In 1919, when she was seven, Agnes bought one of these postcards, a reproduction of Jean-François Millet's The Angelus. Though it had been painted sixty years previously, this scene (a man and woman praying in a field at sunset) could easily have been from Agnes's own early years in the expansive central plains of Canada. As the granddaughter of Scottish Presbyterians, the heads of the laborers bowed in prayer was a familiar profile to Agnes. The young girl would also have identified with the tools of labor and the plain dress of the workers, though it would be some years before she could put into words the language of Millet's brushwork, the luminosity of the sunset, and the inescapable heaviness of the high horizon line that would resonate with her as an adult.
Agnes was the third child of Margaret Kinnon and Malcolm Ian Martin. Agnes's paternal grandfather was a prosperous wheat farmer and her maternal grandfather, a rancher and fur trader. The Martins and Kinnons were respected families from the county of Kirkcudbright in the southwest of Scotland, and the Isle of Skye. Both families immigrated to Canada around 1875, first settling in Mount Forest, Ontario. Malcolm Martin and Margaret Kinnon later journeyed in covered wagons to Macklin, Sasketchewan, deep in the heart of the Canadian prairie.
To the Martins, Kirkcudbrightshire was wild and desolate and its coast was rocky and gray; it was a dynamic landscape, and it was home. The plains of Sasketchewan by comparison, were foreign and vast: a train that came into view on the horizon at nine in the morning only disappeared from view at noon. For Agnes, this recollection evoked a land that was stable and sublime, but for her mother it signified a land that was static and boring — there was little frivolity in Macklin. If it had not been for its location at the intersection of two Canadian Pacific Railway lines, Macklin may never have had a chance to prosper and achieve town status, which happened just eight months after Agnes was born. Even during the Martin siblings' childhood, the town consisted of little more than imposing wooden grain elevators, hardware stores catering to the homesteaders, and rivers of mud, otherwise known as the road.
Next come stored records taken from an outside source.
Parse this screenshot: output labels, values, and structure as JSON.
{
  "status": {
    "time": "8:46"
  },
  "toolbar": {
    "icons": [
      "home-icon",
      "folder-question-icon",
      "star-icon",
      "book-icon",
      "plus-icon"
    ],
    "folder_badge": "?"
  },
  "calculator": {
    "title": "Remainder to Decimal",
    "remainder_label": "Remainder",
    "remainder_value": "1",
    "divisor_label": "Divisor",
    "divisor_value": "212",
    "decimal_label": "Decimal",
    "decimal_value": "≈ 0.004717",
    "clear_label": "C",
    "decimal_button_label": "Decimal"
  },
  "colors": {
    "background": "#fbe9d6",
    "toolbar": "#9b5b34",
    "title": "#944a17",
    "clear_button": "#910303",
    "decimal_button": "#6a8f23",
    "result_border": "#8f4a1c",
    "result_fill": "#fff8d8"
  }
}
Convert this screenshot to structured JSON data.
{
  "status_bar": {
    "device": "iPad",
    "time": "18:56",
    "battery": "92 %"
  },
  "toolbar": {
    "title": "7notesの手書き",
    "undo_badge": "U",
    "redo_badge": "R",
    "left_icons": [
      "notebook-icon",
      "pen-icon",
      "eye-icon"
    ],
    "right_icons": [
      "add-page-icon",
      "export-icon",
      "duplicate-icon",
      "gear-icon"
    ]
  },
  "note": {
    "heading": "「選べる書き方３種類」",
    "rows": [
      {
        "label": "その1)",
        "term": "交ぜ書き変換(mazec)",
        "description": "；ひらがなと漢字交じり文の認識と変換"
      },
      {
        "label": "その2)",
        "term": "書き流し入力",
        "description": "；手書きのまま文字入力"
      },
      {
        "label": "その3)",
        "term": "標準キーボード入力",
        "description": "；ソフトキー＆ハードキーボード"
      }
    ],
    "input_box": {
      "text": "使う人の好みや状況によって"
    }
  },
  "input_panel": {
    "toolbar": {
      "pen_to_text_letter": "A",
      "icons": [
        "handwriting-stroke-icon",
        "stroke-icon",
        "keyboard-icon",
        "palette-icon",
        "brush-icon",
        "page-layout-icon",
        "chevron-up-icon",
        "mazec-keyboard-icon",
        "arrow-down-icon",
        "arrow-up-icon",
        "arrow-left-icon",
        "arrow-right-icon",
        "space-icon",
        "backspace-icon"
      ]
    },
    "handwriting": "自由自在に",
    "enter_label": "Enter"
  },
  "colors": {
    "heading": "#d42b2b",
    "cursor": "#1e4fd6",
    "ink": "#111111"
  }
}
Agnes's father arrived in Macklin in his mid-thirties, a survivor of the Second Boer War and a soldier of the British Crown. In traditional accounts of Agnes's upbringing Malcolm is described as a farmer, which is not strictly true. He was a businessman and a successful manager of a wheat elevator and chop mill, and his position, as well as Margaret's upwardly mobile ambition, made the Martins middle class — almost. While Malcolm escaped to Macklin and farther afield for business, Margaret was left on the three hundred and twenty acre farm caring for three children. No sooner was the first child born than the next was on its way: Ronald was born in 1908, Maribel in 1910, Agnes Bernice in 1912, and Malcolm Junior in 1915.
Margaret was frustrated by Macklin's oppressive landscape, her lack of social standing, and the lack of opportunities to make a better and more comfortable life. These feelings were exacerbated in 1914 with the death of her husband. Suddenly Margaret had to fend for herself and protect her three — about to be four — children; she was pregnant with Malcolm Junior when Malcolm Senior passed away.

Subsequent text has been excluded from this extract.